Para nós umbandistas, estudar a cultura indígena amplia a compreensão da própria Umbanda, ao mesmo tempo em que contribui para uma postura de respeito, escuta e responsabilidade diante de tradições que seguem vivas e em constante luta por reconhecimento. A ancestralidade é a raiz invisível que sustenta quem somos, conectando cada passo nosso à memória viva dos que vieram antes, por isso, nesse texto falaremos um pouco sobre uma dança presente na cultura dos povos originários, que é o Toré.

O Toré constitui uma das expressões mais vitais da espiritualidade e da cultura das nações indígenas do Nordeste brasileiro, funcionando como um complexo ritualístico que entrelaça dança, cânticos e uma profunda consciência de identidade coletiva. Mais do que um evento performático, ele se estabelece como um pilar fundamental do sistema de crenças e da estrutura social de diversos povos originários. 

Historicamente, suas raízes precedem a invasão europeia e, embora não possua um marco temporal de origem único, consolidou-se através dos séculos como uma prática sagrada que resistiu às pressões da colonização. Durante períodos de intensa repressão e catequização forçada, o Toré assumiu um caráter de resistência, sendo muitas vezes mantido sob sigilo para assegurar a sobrevivência das tradições ancestrais diante da expropriação de terras e da violência cultural.



Atualmente, essa prática é preservada por diversas etnias, como os Pankararu, Pankararé, Kariri-Xocó, Xukuru-Kariri, Potiguara, Geripancó e Fulni-ô, que, apesar de compartilharem a base do ritual, imprimem variações características próprias em suas vestimentas, instrumentos e toantes. A dinâmica do Toré organiza-se habitualmente em uma roda, onde os participantes se movimentam ao ritmo marcado de maracás, zabumbas, gaitas e apitos e entoam cantos sagrados, chamados de Toante, que é cantado por apenas um “cantador” ou “cantadora” e acompanhado pelos gritos ritmados do grupo. 

O uso de adereços tradicionais, como pinturas corporais e cocares, contribui para a criação de uma atmosfera de transe e introspecção, facilitando a conexão com os encantados. Na visão de mundo dessas comunidades, essas entidades são espíritos ancestrais ou forças da natureza que oferecem proteção, cura e conselhos aos vivos durante a cerimônia cuja representação física é o Praiá, veste tradicional confeccionada com palha. 

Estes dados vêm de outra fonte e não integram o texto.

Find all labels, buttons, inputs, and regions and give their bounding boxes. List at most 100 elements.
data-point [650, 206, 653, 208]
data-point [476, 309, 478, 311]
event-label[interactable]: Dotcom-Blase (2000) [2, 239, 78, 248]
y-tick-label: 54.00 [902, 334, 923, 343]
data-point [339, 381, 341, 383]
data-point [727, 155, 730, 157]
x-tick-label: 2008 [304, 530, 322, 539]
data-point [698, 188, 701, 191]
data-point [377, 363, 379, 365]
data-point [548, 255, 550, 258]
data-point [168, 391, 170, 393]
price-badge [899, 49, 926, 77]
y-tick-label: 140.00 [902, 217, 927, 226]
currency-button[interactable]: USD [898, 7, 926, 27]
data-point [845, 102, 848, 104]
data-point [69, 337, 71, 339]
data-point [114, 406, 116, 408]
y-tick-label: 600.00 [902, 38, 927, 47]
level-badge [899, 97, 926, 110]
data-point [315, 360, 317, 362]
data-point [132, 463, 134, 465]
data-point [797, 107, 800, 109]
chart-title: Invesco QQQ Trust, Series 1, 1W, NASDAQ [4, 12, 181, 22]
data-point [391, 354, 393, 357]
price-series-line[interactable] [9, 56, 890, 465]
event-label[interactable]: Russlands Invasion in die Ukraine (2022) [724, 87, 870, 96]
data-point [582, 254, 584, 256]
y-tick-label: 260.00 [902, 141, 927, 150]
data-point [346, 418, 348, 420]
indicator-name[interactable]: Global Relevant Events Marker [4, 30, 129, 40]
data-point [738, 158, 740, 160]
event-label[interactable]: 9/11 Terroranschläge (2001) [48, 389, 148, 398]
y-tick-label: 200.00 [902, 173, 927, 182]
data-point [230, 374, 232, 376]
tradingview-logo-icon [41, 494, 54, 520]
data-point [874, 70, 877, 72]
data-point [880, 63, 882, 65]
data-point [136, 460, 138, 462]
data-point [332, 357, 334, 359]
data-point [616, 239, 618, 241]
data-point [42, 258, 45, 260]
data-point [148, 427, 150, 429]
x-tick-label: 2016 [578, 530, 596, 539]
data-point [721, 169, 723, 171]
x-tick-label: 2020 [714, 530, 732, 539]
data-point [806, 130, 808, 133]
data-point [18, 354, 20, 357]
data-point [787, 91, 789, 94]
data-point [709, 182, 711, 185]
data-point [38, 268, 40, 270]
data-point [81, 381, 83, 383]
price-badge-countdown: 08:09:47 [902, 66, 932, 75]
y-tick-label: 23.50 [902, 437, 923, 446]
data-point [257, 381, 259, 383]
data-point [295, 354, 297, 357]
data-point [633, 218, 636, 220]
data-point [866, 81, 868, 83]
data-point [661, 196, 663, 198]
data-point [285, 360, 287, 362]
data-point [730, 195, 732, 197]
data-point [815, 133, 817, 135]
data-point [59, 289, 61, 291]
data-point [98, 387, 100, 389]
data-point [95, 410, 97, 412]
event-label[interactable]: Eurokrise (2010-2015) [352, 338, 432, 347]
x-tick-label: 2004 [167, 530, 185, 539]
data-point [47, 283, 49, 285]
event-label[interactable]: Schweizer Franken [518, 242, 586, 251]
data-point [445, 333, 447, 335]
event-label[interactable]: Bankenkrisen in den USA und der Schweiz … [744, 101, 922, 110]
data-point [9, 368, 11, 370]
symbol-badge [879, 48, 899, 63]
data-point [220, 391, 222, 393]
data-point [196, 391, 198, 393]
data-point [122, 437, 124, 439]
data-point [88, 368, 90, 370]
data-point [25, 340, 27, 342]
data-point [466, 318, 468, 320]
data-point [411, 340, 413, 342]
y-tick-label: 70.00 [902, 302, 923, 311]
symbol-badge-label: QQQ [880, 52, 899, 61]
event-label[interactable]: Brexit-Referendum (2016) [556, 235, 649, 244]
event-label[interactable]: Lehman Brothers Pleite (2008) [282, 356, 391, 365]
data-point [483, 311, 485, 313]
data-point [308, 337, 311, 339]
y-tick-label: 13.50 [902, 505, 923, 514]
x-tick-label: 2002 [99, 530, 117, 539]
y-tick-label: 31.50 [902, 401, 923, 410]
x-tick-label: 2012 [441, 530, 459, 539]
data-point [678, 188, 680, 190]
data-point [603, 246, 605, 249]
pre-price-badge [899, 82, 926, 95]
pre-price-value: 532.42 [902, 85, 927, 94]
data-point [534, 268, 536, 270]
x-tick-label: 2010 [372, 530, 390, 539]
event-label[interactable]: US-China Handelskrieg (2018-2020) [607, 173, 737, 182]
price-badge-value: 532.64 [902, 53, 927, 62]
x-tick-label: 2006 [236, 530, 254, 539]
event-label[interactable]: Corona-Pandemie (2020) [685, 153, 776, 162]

Composto por duas partes, a máscara ou casaco, chamado Tanam, e a saia, seu objetivo é preservar a identidade do dançador, que, ao vesti-la, seguindo os preceitos religiosos, se torna o próprio Encantado. Cada comunidade possui um Toré próprio e singular, apresentando variações de toadas, ritmos e expressões. Na Umbanda, encantados são entendidos como espíritos ligados à natureza e à ancestralidade, que não passaram pelo ciclo comum de morte, mas permanecem atuando em outra dimensão espiritual, auxiliando com proteção, cura e orientação.



Para além do nível espiritual, o Toré desempenha um papel sociopolítico crucial, servindo como um instrumento de afirmação étnica e de luta por direitos territoriais. Ao longo das últimas décadas, o ritual foi frequentemente utilizado como uma prova pública da continuidade cultural indígena frente a políticas estatais que tentavam negar a existência desses povos. 

Assim, a cerimônia ultrapassa o âmbito religioso para se tornar um símbolo de reivindicação e resiliência. Embora possa ser realizado em celebrações comunitárias ou eventos políticos, o Toré guarda partes restritas e exige um profundo respeito por ser um saber sagrado. Sua permanência histórica é, em última análise, um testemunho da força adaptativa e da presença inabalável das culturas indígenas no cenário brasileiro atual.